Multiple operating system vendors issued coordinated patches this week to address a common vulnerability across their platforms, which was introduced thanks to widespread misinterpretation of Intel developer documentation.

According to the CERT/CC team, most major players (including Apple, FreeBSD, Microsoft, Red Hat, Ubuntu, VMWare and Xen, plus distros based on the Linux Kernel OS) built an uncannily similar privilege escalation flaw into their Intel-based products.

The flaw isn’t remotely exploitable – a bad actor would need to gain local access to the victim’s machine via malware or stolen credentials. But once in, CERT/CC explained that an attacker armed with OS APIs could access sensitive memory information, and also “control low-level OS functions” by gaining elevated access privileges to the kernel level – i.e., hijack the code that controls the PC, Mac or VM.

From there, Microsoft explained, it’s possible to install programs and malware; view, change or delete data; or create new accounts with full user rights.

On the more innocuous end of the threat-level spectrum, the issue can also simply crash the kernel by confusing the system, causing a denial-of-service state.

On the more technical front, the flaw (CVE-2018-8897) resides in a debug exception in the x86-64 architectures. To be clear, the issue doesn’t exist in the chip itself, but rather in the way developers have built their software stacks to interact with the processor.

As Red Hat explained, modern processors provide debugging infrastructure, used by system designers and application developers to debug their software and monitor events, including memory access (read or write), instruction execution and I/O port access.

“When such an event occurs during program execution, the processor raises a Debug Exception (#DB) to transfer execution control to debugging software,” the company said in its overview of the flaw. “This catches the debug exception and allows a developer to examine program execution state.”

Developers appear to have widely misunderstood the way Intel processors handle that exception, leading to the same issue popping up across the computing landscape.

“The error appears to be due to developer interpretation of existing documentation for certain Intel architecture interrupt/exception instructions, namely MOV to SS and POP to SS,” CERT/CC said.

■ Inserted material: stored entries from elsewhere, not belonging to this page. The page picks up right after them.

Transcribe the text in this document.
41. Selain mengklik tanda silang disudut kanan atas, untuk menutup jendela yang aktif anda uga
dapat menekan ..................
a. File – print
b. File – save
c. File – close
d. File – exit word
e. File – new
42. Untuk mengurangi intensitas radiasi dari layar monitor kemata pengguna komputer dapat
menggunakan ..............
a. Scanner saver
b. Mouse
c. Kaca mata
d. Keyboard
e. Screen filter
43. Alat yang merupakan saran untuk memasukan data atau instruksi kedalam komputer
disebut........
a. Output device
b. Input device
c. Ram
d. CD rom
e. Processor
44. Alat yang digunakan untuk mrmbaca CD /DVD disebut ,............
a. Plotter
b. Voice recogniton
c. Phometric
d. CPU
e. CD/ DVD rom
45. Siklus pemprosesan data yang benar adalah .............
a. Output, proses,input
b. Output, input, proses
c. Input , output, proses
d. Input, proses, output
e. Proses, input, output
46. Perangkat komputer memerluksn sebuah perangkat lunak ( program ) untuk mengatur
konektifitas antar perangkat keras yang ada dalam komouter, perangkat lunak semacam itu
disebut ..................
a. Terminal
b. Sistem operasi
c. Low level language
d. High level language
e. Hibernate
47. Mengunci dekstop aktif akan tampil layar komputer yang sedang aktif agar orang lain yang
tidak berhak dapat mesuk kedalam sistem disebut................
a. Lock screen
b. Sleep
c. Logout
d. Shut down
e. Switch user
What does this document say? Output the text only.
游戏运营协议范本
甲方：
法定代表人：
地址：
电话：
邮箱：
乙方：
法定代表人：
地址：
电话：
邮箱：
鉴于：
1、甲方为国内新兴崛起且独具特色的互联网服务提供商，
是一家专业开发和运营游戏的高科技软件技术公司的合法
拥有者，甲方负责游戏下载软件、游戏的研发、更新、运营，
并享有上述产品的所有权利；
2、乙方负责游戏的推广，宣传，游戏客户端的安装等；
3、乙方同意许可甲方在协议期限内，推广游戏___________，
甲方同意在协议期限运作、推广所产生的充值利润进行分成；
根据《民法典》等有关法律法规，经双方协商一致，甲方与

The CERT/CC team explained the problem in an advisory: “In certain circumstances, after the use of certain Intel x86-64 architecture instructions, a debug exception pointing to data in a lower ring (for most operating systems, the kernel Ring 0 level) is made available to operating system components running in Ring 3.”

Nick Peterson of Everdox Tech, who first uncovered the vulnerability, pointed the finger at what he said was Intel’s lack of clarity in its instruction manual. In a technical brief, he noted, “This is a serious security vulnerability and oversight made by operating system vendors due to unclear and perhaps even incomplete documentation.”

We reached out to Intel and received an official statement:

“The security of our customers and partners is important to us. To help ensure clear communication with the developer community, we are updating our Software Developers Manual (SDM) with clarifying language on the secure use of the POP/MOV-SS instructions. We recommend that system software vendors evaluate their software to confirm their products handle the situations in question. More information is available here.”

Creating secure computing environments obviously takes coordination between the chipmaker, software developers and vendors; however, there are always blind spots. In this case, once the chip is out the door, Intel has no visibility or control over how developers build software to use its silicon.